ÖH zu Integrationsbericht

Drittstaaten-Studierende zusätzlich zu belasten wäre verantwortungslos

Wien (OTS) - Der heute präsentierte Integrationsbericht empfiehlt zukünftig kostendeckende Studiengebühren von Drittstaaten-Studierenden einzuheben. Die Österreichische Hochschüler_innenschaft (ÖH) lehnt diesen Vorschlag vehement ab. "Studierende aus Drittstaaten zahlen bereits jetzt doppelte Studiengebühren. Kostendeckende Studiengebühren würden die Ungleichbehandlung hier noch weiter verschärfen. Ein Integrationsbericht der solche Maßnahmen vorschlägt, wird seinem Namen nicht gerecht. Es sollte überlegt werden, wie Studierende aus Drittstaaten besser in Gesellschaft und Hochschule inkludiert werden können und nicht, wie wir sie mit zusätzlichen Auflagen belasten können", so Bernhard Lahner vom Vorsitzteam der ÖH. Eine aktuelle Studie zur finanziellen Situation von Studierenden zeigt außerdem, dass Studierende aus Drittstaaten in Österreich besonders stark von Armut betroffen sind, nämlich mehr als drei mal stark wie österreichische Studierende. "Studierende aus Drittstaaten werden bereits jetzt viel stärker zur Kasse gebeten, sie dann zusätzlich durch höhere Studiengebühren zu belasten wäre verantwortungslos", so Lahner weiters.

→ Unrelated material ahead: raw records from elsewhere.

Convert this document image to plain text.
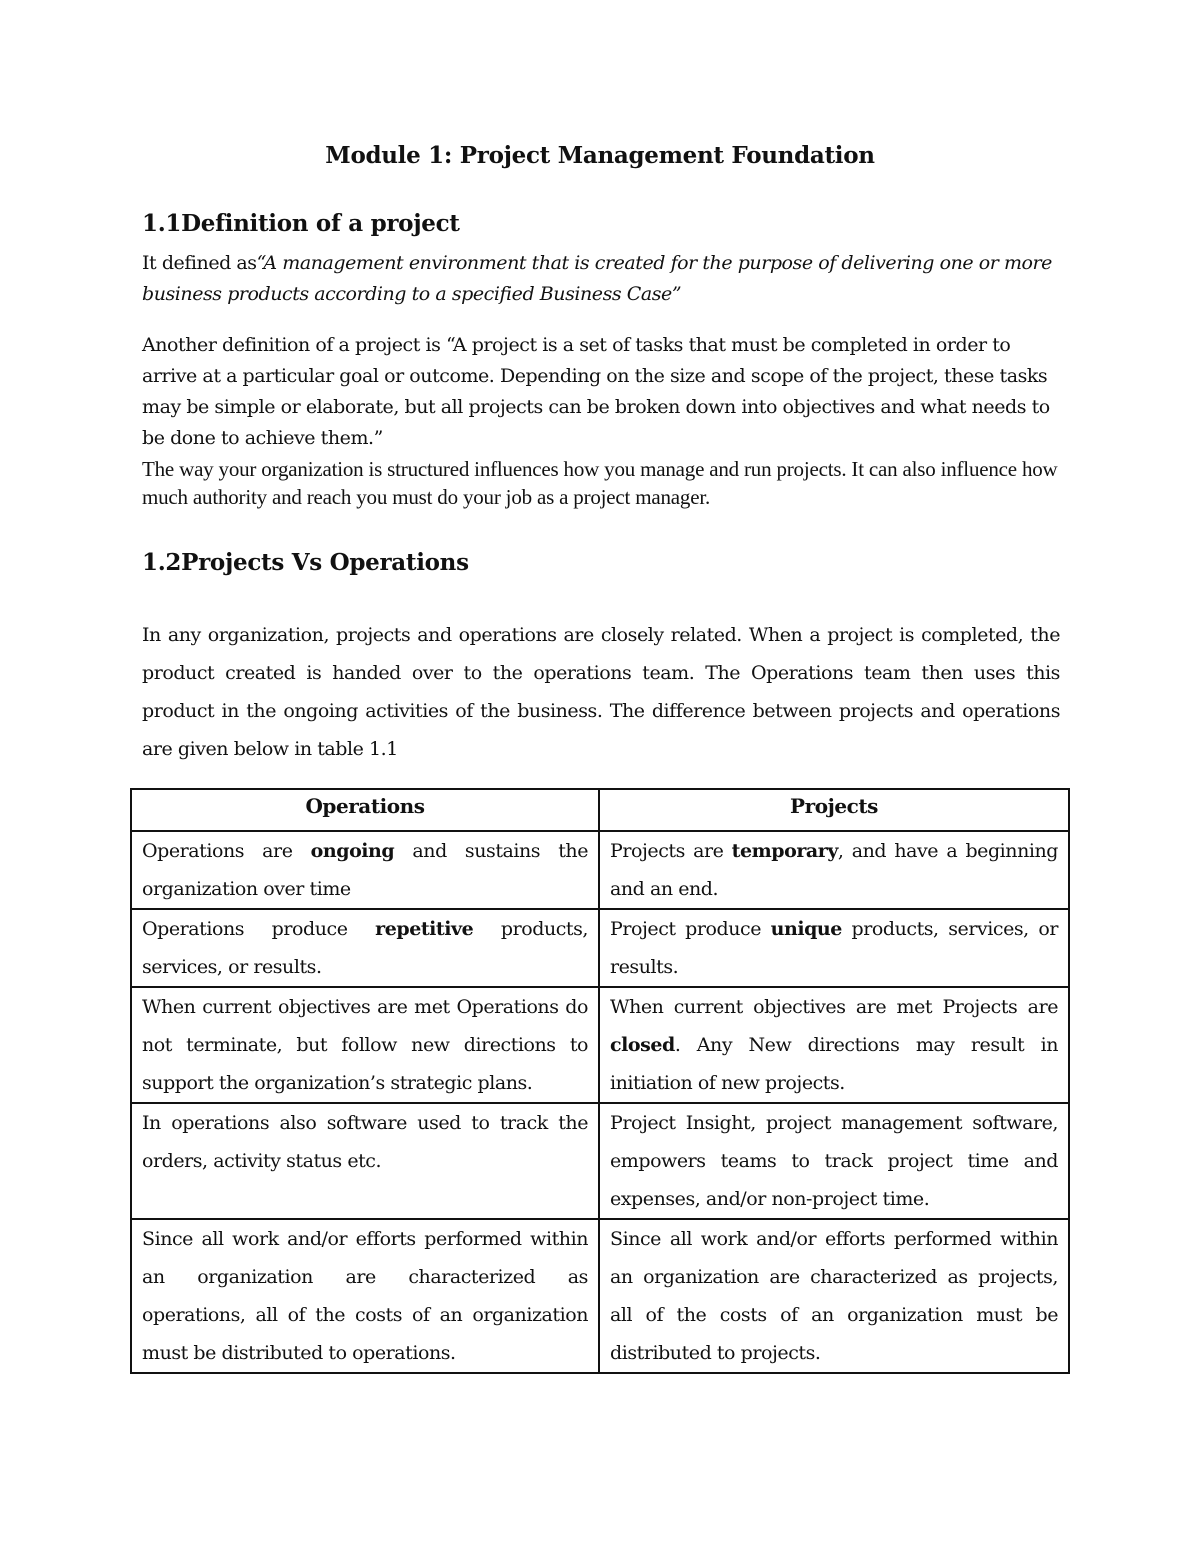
Module 1: Project Management Foundation
1.1Definition of a project

It defined as“A management environment that is created for the purpose of delivering one or more business products according to a specified Business Case”

Another definition of a project is “A project is a set of tasks that must be completed in order to arrive at a particular goal or outcome. Depending on the size and scope of the project, these tasks may be simple or elaborate, but all projects can be broken down into objectives and what needs to be done to achieve them.”

The way your organization is structured influences how you manage and run projects. It can also influence how much authority and reach you must do your job as a project manager.

1.2Projects Vs Operations

In any organization, projects and operations are closely related. When a project is completed, the product created is handed over to the operations team. The Operations team then uses this product in the ongoing activities of the business. The difference between projects and operations are given below in table 1.1

Operations	Projects
Operations are ongoing and sustains the organization over time	Projects are temporary, and have a beginning and an end.
Operations produce repetitive products, services, or results.	Project produce unique products, services, or results.
When current objectives are met Operations do not terminate, but follow new directions to support the organization’s strategic plans.	When current objectives are met Projects are closed. Any New directions may result in initiation of new projects.
In operations also software used to track the orders, activity status etc.	Project Insight, project management software, empowers teams to track project time and expenses, and/or non-project time.
Since all work and/or efforts performed within an organization are characterized as operations, all of the costs of an organization must be distributed to operations.	Since all work and/or efforts performed within an organization are characterized as projects, all of the costs of an organization must be distributed to projects.
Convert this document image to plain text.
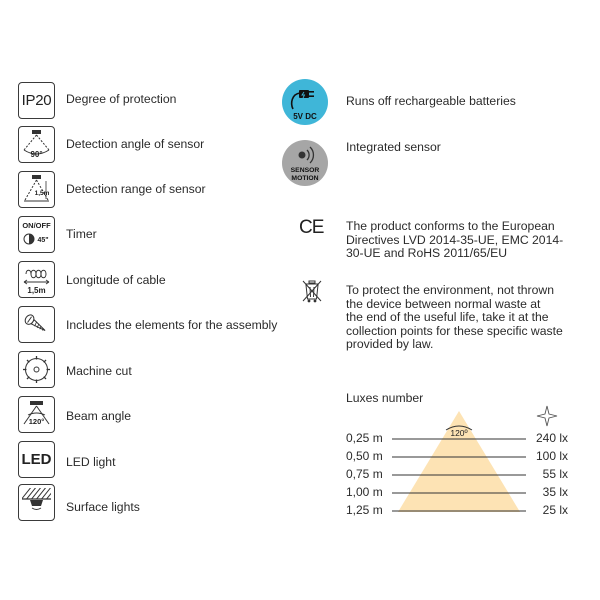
IP20 Degree of protection
90°
Detection angle of sensor
1,5m Detection range of sensor
ON/OFF
45" Timer
1,5m
Longitude of cable
Includes the elements for the assembly
Machine cut
120° Beam angle
LED LED light
Surface lights
5V DC
Runs off rechargeable batteries
SENSOR
MOTION
Integrated sensor
CE The product conforms to the European
Directives LVD 2014-35-UE, EMC 2014-
30-UE and RoHS 2011/65/EU
To protect the environment, not thrown
the device between normal waste at
the end of the useful life, take it at the
collection points for these specific waste
provided by law.
Luxes number
120º
0,25 m	240 lx
0,50 m	100 lx
0,75 m	55 lx
1,00 m	35 lx
1,25 m	25 lx
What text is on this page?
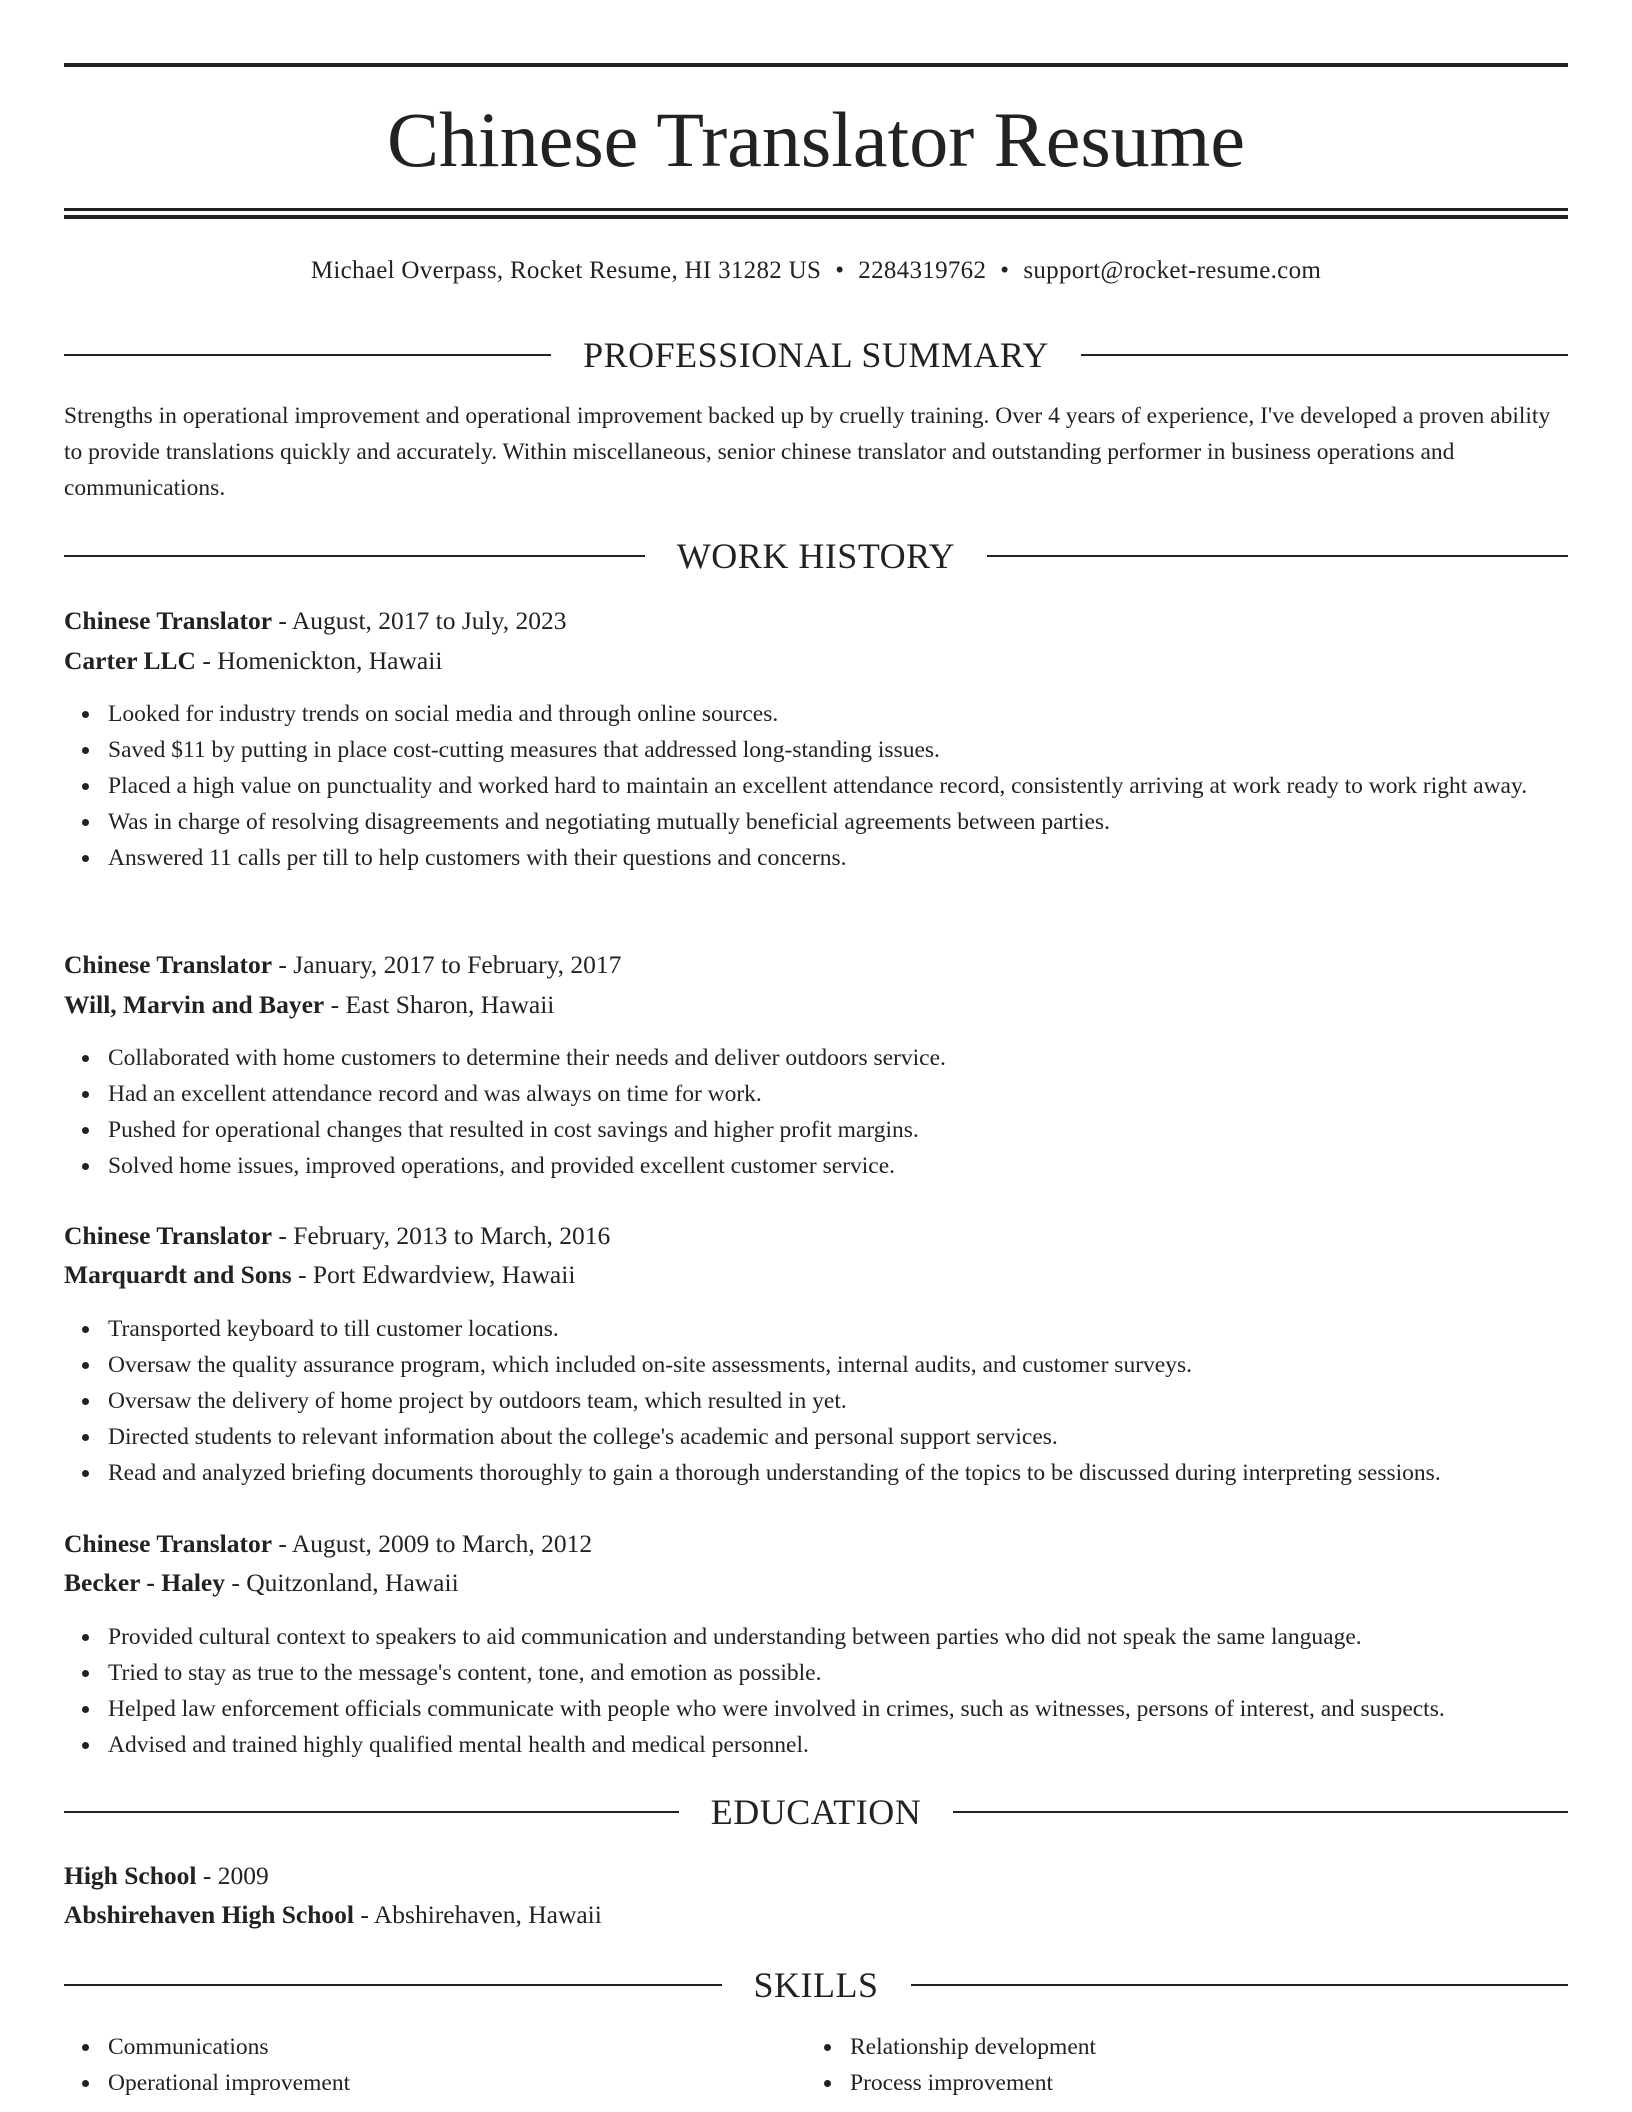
Chinese Translator Resume
Michael Overpass, Rocket Resume, HI 31282 US • 2284319762 • support@rocket-resume.com
PROFESSIONAL SUMMARY

Strengths in operational improvement and operational improvement backed up by cruelly training. Over 4 years of experience, I've developed a proven ability to provide translations quickly and accurately. Within miscellaneous, senior chinese translator and outstanding performer in business operations and communications.

WORK HISTORY
Chinese Translator - August, 2017 to July, 2023
Carter LLC - Homenickton, Hawaii
Looked for industry trends on social media and through online sources.
Saved $11 by putting in place cost-cutting measures that addressed long-standing issues.
Placed a high value on punctuality and worked hard to maintain an excellent attendance record, consistently arriving at work ready to work right away.
Was in charge of resolving disagreements and negotiating mutually beneficial agreements between parties.
Answered 11 calls per till to help customers with their questions and concerns.
Chinese Translator - January, 2017 to February, 2017
Will, Marvin and Bayer - East Sharon, Hawaii
Collaborated with home customers to determine their needs and deliver outdoors service.
Had an excellent attendance record and was always on time for work.
Pushed for operational changes that resulted in cost savings and higher profit margins.
Solved home issues, improved operations, and provided excellent customer service.
Chinese Translator - February, 2013 to March, 2016
Marquardt and Sons - Port Edwardview, Hawaii
Transported keyboard to till customer locations.
Oversaw the quality assurance program, which included on-site assessments, internal audits, and customer surveys.
Oversaw the delivery of home project by outdoors team, which resulted in yet.
Directed students to relevant information about the college's academic and personal support services.
Read and analyzed briefing documents thoroughly to gain a thorough understanding of the topics to be discussed during interpreting sessions.
Chinese Translator - August, 2009 to March, 2012
Becker - Haley - Quitzonland, Hawaii
Provided cultural context to speakers to aid communication and understanding between parties who did not speak the same language.
Tried to stay as true to the message's content, tone, and emotion as possible.
Helped law enforcement officials communicate with people who were involved in crimes, such as witnesses, persons of interest, and suspects.
Advised and trained highly qualified mental health and medical personnel.
EDUCATION
High School - 2009
Abshirehaven High School - Abshirehaven, Hawaii
SKILLS
Communications
Operational improvement
Relationship development
Process improvement
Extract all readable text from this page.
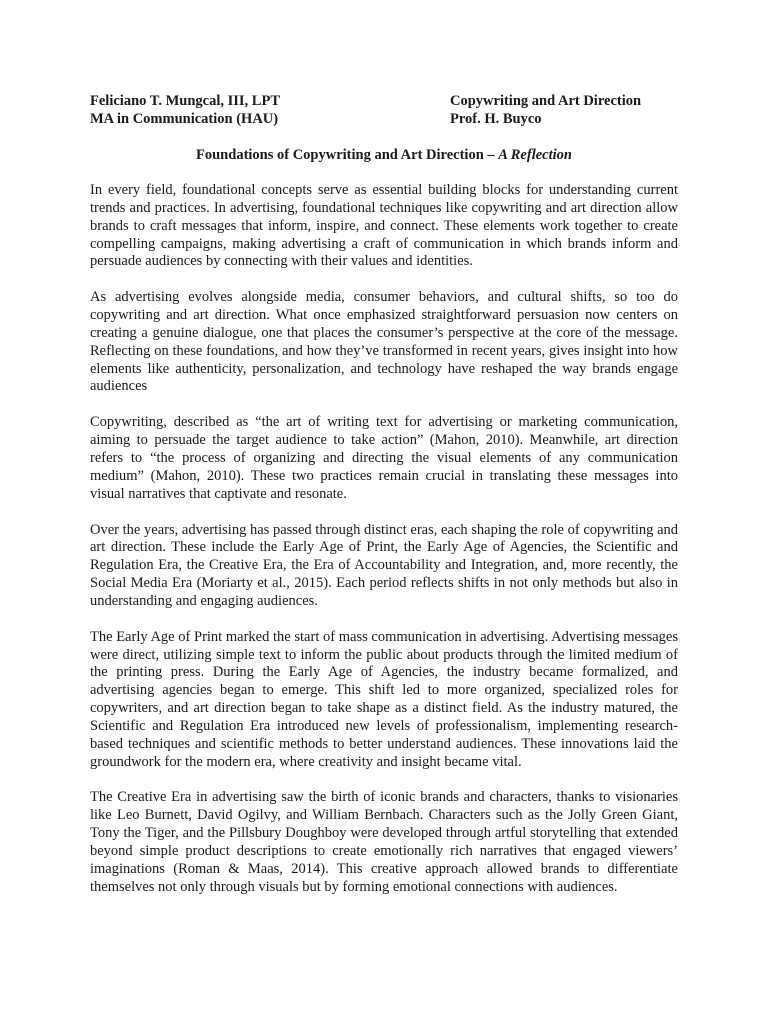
Feliciano T. Mungcal, III, LPT
MA in Communication (HAU)
Copywriting and Art Direction
Prof. H. Buyco
Foundations of Copywriting and Art Direction – A Reflection

In every field, foundational concepts serve as essential building blocks for understanding current trends and practices. In advertising, foundational techniques like copywriting and art direction allow brands to craft messages that inform, inspire, and connect. These elements work together to create compelling campaigns, making advertising a craft of communication in which brands inform and persuade audiences by connecting with their values and identities.

As advertising evolves alongside media, consumer behaviors, and cultural shifts, so too do copywriting and art direction. What once emphasized straightforward persuasion now centers on creating a genuine dialogue, one that places the consumer’s perspective at the core of the message. Reflecting on these foundations, and how they’ve transformed in recent years, gives insight into how elements like authenticity, personalization, and technology have reshaped the way brands engage audiences

Copywriting, described as “the art of writing text for advertising or marketing communication, aiming to persuade the target audience to take action” (Mahon, 2010). Meanwhile, art direction refers to “the process of organizing and directing the visual elements of any communication medium” (Mahon, 2010). These two practices remain crucial in translating these messages into visual narratives that captivate and resonate.

Over the years, advertising has passed through distinct eras, each shaping the role of copywriting and art direction. These include the Early Age of Print, the Early Age of Agencies, the Scientific and Regulation Era, the Creative Era, the Era of Accountability and Integration, and, more recently, the Social Media Era (Moriarty et al., 2015). Each period reflects shifts in not only methods but also in understanding and engaging audiences.

The Early Age of Print marked the start of mass communication in advertising. Advertising messages were direct, utilizing simple text to inform the public about products through the limited medium of the printing press. During the Early Age of Agencies, the industry became formalized, and advertising agencies began to emerge. This shift led to more organized, specialized roles for copywriters, and art direction began to take shape as a distinct field. As the industry matured, the Scientific and Regulation Era introduced new levels of professionalism, implementing research-based techniques and scientific methods to better understand audiences. These innovations laid the groundwork for the modern era, where creativity and insight became vital.

The Creative Era in advertising saw the birth of iconic brands and characters, thanks to visionaries like Leo Burnett, David Ogilvy, and William Bernbach. Characters such as the Jolly Green Giant, Tony the Tiger, and the Pillsbury Doughboy were developed through artful storytelling that extended beyond simple product descriptions to create emotionally rich narratives that engaged viewers’ imaginations (Roman & Maas, 2014). This creative approach allowed brands to differentiate themselves not only through visuals but by forming emotional connections with audiences.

Ein weiteres Problem stellt der stark eingeschränkte Arbeitsmarktzugang für Studierende aus Drittstaaten dar. "In Österreich werden bereits jetzt zwischen 5000 und 10000 Euro im Jahr als Nachweis auf ihrem Konto von diesen Studierenden verlangt, damit sie überhaupt studieren dürfen. Das Absurde ist, dass sie sich dieses Geld dann nicht einmal selbst verdienen dürfen, da der Arbeitsmarktzugang stark beschränkt ist. Würden die Studiengebühren jetzt zusätzlich noch erhöht werden, dann gefährden wir die finanzielle Lage dieser Studierenden komplett. Ein Rat aus Expert_innen sollte sich der Konsequenzen, die aus ihren Vorschlägen entstehen würden bewusst sein. Studierende aus Drittstaaten sind keine Cashcows für Österreich, sondern viel mehr eine wertvolle Bereicherung, die es zu fördern gilt", so Lahner noch abschließend.